Behauptung CA301:
Die Wissenschaft basiert auf dem Naturalismus, der unbestrittene Annahme, dass die Natur alles ist.Quelle:
Johnson, Phillip E. 1990. Evolution als Dogma: Die Etablierung
des Naturalismus. First Things no. 6, p. 15-22,
http://www.arn.org/docs/johnson/pjdogma1.htm
Dembski, William A. 1996. Was jeder Theologe über Schöpfung, Evolution und Design wissen sollte. http://www.arn.org/docs/dembski/wd_theologn.htm
Dembski, William A. 1996. Was jeder Theologe über Schöpfung, Evolution und Design wissen sollte. http://www.arn.org/docs/dembski/wd_theologn.htm
Antwort:
- Der Naturalismus, den die Wissenschaft anwendet, ist der methodische Naturalismus. Er
geht nicht davon aus, dass die Natur alles ist; er vermerkt lediglich, dass
die Natur die einzige objektive Maßstäbe ist, die wir haben. Das Übernatürliche wird nicht
a priori ausgeschlossen; wenn es beobachtbare Ergebnisse beansprucht, die wissenschaftlich
untersucht werden können, wird das Übernatürliche wissenschaftlich untersucht
(z. B. Astin et al. 2000; Enright 1999). Es erhält wenig Aufmerksamkeit,
weil es nie zuverlässig beobachtet wurde. Dennoch gibt es viele Wissenschaftler, die den Naturalismus anwenden, aber mehr als die Natur glauben.
- Die exakt gleiche Form des Naturalismus wird von jedem, einschließlich
Kreationisten, im Alltag verwendet. Menschen könnten ohne die Annahme naturalistischer Prinzipien buchstäblich nicht überleben. Der Kreationismus selbst basiert auf der naturalistischen Annahme, dass die Bibel seit der letzten Lektüre nicht verändert wurde.
- Der Naturalismus funktioniert.

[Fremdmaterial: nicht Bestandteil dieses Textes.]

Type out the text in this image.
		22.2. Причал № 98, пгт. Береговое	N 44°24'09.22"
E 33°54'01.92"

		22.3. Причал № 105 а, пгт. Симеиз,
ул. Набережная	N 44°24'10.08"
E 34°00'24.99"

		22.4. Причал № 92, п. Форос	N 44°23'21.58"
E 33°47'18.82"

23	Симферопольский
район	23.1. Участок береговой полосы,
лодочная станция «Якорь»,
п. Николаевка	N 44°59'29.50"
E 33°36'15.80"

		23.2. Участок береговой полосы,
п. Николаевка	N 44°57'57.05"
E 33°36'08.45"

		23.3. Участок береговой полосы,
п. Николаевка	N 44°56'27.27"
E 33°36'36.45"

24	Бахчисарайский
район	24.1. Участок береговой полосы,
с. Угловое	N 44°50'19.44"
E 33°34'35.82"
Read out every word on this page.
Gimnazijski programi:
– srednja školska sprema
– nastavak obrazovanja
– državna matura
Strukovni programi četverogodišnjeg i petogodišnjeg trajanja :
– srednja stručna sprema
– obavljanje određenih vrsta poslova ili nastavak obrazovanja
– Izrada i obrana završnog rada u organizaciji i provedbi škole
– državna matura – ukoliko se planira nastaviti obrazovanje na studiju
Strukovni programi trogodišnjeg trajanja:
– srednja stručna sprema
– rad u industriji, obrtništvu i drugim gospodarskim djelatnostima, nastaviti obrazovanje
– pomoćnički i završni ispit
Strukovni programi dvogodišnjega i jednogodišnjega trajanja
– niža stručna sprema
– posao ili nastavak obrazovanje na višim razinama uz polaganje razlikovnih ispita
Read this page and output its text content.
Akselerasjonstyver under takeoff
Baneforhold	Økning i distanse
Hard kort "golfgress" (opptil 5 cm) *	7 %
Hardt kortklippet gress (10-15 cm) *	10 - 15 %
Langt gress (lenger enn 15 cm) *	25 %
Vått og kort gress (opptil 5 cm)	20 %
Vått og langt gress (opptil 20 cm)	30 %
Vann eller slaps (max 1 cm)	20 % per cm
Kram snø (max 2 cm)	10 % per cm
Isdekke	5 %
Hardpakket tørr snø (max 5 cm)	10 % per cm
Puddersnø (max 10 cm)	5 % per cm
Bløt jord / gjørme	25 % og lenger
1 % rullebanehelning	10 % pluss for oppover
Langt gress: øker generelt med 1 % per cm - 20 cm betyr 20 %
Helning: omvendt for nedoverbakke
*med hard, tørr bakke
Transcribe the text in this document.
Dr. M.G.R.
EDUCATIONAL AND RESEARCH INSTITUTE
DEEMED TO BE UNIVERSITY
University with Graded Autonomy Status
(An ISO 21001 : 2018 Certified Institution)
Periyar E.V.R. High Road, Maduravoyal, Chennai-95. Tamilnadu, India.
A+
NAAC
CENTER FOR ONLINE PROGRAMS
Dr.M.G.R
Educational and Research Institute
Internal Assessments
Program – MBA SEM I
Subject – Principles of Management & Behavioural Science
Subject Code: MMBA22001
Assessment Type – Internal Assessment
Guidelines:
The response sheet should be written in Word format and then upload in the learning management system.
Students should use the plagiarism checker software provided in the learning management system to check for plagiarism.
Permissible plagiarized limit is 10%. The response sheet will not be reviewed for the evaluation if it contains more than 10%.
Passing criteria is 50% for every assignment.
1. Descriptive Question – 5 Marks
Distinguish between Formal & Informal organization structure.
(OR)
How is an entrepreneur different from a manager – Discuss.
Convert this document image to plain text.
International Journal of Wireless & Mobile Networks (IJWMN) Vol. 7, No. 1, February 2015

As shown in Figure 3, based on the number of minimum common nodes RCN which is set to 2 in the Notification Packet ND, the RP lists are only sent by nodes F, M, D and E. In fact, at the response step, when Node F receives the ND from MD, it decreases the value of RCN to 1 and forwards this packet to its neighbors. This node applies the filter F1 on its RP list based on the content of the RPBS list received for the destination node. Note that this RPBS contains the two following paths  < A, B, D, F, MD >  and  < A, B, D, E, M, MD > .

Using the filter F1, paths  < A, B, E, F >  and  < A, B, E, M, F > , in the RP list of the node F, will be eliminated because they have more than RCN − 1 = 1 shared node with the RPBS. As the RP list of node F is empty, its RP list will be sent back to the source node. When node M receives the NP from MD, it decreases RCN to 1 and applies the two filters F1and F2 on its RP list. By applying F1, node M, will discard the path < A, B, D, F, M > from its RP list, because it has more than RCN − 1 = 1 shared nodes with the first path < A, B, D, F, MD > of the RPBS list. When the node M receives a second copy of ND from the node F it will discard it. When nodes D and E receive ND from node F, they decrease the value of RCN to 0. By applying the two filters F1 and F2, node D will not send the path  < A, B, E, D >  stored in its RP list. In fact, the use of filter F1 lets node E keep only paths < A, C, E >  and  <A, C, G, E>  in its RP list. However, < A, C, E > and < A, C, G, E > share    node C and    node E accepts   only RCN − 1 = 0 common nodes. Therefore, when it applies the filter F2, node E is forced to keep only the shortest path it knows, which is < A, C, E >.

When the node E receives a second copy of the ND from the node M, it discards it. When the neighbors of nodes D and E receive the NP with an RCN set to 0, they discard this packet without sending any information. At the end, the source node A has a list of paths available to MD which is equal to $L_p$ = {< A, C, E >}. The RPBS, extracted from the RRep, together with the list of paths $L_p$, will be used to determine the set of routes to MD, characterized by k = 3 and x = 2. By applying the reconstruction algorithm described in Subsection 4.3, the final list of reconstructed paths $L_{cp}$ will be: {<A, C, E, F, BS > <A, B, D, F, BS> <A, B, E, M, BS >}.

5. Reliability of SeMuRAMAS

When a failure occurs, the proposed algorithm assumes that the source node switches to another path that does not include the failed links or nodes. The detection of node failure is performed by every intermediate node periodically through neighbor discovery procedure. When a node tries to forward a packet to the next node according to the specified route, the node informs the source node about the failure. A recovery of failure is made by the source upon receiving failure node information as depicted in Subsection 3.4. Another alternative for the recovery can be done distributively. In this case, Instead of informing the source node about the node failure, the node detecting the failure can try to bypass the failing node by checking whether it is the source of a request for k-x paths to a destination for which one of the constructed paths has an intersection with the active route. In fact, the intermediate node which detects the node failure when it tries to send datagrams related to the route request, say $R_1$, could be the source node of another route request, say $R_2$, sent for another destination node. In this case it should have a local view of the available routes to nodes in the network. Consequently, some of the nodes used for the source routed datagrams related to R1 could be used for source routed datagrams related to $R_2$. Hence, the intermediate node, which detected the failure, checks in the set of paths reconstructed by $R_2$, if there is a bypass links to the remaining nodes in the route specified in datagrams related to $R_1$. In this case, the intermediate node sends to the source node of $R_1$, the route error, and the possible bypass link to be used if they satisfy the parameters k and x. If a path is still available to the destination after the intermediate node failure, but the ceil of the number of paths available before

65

Durch die Annahme des methodischen Naturalismus haben wir enorme Fortschritte in der Industrie, Medizin, Landwirtschaft und vielen anderen
Bereichen erzielt. Das Übernatürliche hat nie zu etwas geführt. Newton hat beispielsweise weit mehr über Theologie geschrieben als über Physik, aber sein theologisches
Werk ist größtenteils vergessen, weil es keinen Grund gab, es zu behalten, abgesehen von historischer Neugier.
- Das Übernatürliche ist umstritten. Wissenschaftliche Erkenntnisse basieren auf harten Beweisen, und Wissenschaftler können auf die Beweise verweisen, um Streitigkeiten zu lösen. Menschen neigen dazu, unterschiedliche und inkompatible Vorstellungen davon zu haben, welche Form übernatürliche Einflüsse annehmen, und oft ist die einzige effektive Methode, die sie gefunden haben, um zu einer Einigung zu gelangen, darin, sich gegenseitig zu töten.
Links:
Isaak, Mark. 2002. Ein philosophisches Prämissen von 'Naturalismus'? http://www.talkdesign.org/faqs/naturalism.htmlReferenzen:
- Astin, J. A., E. Harkness und E. Ernst. 2000. Die Wirksamkeit von „ferner Heilung“: Eine systematische Überprüfung randomisierter Studien. Annals of Internal Medicine 132(11): 903-910.
- Enright, J. T. 1999. Dowsing testen: Das Scheitern der Münchner Experimente. Skeptical Inquirer 23(1): 39-46.